Four and a half years ago when former Chicago Bears general manager Jerry Angelo made the trade, it was suppose to solve the franchise’s quarterback woes for at least a decade. The price tag was high–two first round picks, a fringe starting quarterback and a tack-on third–but Jay Cutler ceiling was deemed even higher.
Now in his fifth season in Chicago, Jay Cutler is the highest-rated passer in the franchise’s history and he has a 38-25 record as a starter. He’s led the franchise to a couple of 10-win seasons and a conference championship game in 2010, and he’s managed to put his stamp all over the Chicago Bears’ record books despite an unmistakable lack of talent along the offensive front and at the skill positions.
However, with the Bears fielding what was essentially a new offense in 2013, the expectations were high.
After adding the likes of Brandon Marshall and Alshon Jeffery in 2012, the Bears went out and signed free agent tight end Martellus Bennett and retooled the offensive line. And with Jay Cutler entering a contract year with his most talented supporting cast in Chicago to date, the message was clear:
This was (and is) a make-or-break year for Jay Cutler.
And while the early results were enough to further the idea of extending the gunslinger, it looks like Jay Cutler’s tenure in Chicago could be over.
No, it’s not that Jay Cutler isn’t talented, and it has nothing to do with the notion that Cutler isn’t tough. He’s been the heavy bag of the NFC North for half a decade–taking unprotected shot after unprotected shot–and he’s kept on coming.
He proved earlier this year against Pittsburgh that he doesn’t mind delivering a blow either.
Yet, the uncontested fact is that in a town like Chicago–even though we’ve never seen a quarterback of Jay’s ilk–the idea of going 28 years without a championship begins to weigh on everybody.

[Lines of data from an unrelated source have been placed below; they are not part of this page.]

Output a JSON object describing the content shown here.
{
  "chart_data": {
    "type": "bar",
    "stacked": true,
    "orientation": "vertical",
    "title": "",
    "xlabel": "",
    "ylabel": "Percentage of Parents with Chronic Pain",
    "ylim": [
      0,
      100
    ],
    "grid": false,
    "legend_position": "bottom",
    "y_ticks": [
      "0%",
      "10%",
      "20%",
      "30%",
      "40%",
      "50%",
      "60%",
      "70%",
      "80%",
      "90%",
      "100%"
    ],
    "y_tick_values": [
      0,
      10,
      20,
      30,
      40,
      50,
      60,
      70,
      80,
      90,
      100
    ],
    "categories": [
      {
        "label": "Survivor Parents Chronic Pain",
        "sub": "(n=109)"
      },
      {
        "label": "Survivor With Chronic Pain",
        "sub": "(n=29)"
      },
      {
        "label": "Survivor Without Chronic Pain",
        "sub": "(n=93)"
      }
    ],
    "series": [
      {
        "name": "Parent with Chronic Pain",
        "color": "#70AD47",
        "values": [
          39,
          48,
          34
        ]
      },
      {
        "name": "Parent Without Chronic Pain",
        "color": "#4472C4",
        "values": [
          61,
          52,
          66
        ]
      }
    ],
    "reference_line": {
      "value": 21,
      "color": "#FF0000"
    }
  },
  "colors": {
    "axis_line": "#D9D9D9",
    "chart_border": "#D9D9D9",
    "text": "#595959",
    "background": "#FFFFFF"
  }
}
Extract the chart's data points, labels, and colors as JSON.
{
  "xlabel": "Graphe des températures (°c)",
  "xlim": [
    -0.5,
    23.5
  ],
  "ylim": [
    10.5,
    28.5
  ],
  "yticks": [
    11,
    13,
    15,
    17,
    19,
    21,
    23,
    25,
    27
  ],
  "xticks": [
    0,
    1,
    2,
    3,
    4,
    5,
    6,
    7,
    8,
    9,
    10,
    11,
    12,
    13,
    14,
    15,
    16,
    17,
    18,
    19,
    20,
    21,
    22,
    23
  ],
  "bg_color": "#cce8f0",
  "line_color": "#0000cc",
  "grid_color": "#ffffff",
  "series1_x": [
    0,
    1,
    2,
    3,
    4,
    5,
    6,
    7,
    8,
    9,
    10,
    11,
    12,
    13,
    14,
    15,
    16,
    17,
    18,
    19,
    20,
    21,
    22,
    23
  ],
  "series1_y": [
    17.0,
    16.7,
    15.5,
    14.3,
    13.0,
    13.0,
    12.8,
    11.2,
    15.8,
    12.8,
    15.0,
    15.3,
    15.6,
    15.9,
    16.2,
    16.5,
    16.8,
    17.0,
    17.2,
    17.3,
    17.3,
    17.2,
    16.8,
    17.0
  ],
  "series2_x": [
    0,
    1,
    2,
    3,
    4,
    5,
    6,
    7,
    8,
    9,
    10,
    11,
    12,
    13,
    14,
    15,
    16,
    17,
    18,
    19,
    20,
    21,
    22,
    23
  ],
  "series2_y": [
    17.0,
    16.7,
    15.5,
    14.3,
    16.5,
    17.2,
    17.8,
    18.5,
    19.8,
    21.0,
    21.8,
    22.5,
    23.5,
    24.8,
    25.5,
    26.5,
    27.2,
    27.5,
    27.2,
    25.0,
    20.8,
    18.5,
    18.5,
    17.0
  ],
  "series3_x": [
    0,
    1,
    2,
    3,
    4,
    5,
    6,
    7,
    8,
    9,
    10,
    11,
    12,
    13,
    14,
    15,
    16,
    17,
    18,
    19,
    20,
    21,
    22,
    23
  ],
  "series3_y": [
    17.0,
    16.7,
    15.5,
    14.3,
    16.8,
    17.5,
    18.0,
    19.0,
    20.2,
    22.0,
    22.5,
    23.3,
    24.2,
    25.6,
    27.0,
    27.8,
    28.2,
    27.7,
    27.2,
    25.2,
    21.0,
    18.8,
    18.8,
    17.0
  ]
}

And even when you’re talking about what may be the most talented quarterback the franchise has ever known, the fact that Jay Cutler remains ring-less has the fanbase on edge.
With Cutler sidelined for the next four-to-six weeks, the Chicago Bears are going to struggle to keep pace with the Green Bay Packers and the Detroit Lions in the NFC North, just as they did after a 7-3 start in 2011. And if the Bears miss the postseason for the fourth time in five seasons with Jay Cutler at the helm, it’s hard to justify resigning the mercurial star.
New general manager Phil Emery has run his entire administration against the grain, and he’s made no bones about going out of his way to put his own spin on the direction of this franchise. In his first year, he went out and snagged Brandon Marshall for a couple of third-round picks. In his second season, he was able to go out and make a pair of big splash signings in free agency thanks to a few slight-of-hand salary cap tricks.
Needless to say, the idea of Emery shedding $10 million dollars of salary cap and distancing himself from a trade made by the previous administration that cost two first-round picks and resulted in one trip to the postseason (provided the Bears don’t make the playoffs this season) has to sound pretty alluring.
Then again, the alternatives aren’t great. If the Bears slink to 7-9 or 8-8 they probably won’t have the draft position or the firepower to take a franchise player at the position in the 2014 NFL Draft. And if Cutler isn’t going to be resigned, it’s hard to imagine that the Bears would be willing to spend money on a free agent or leverage picks in a trade.
The only other conceivable move would be to work out a short-term deal for Cutler. And, given that the market is softening with Jay Cutler set to spend the next several weeks inactive, they could likely get him for a reasonable price.
However, if Jay Cutler isn’t willing to risk a one or two-year deal (and given what he’s been through in Chicago, who could blame him if he didn’t), this could be the end of Jay Cutler and the Chicago Bears.
Short of the Bears treading water and Cutler leading them through some miraculous run into the postseason (his hopes of getting that Joe Flacco money probably depend up on a pretty deep run, at that), it’s hard to imagine Jay Cutler calling the plays for the Chicago Bears in 2014.
I’m not entirely sure how that makes me feel.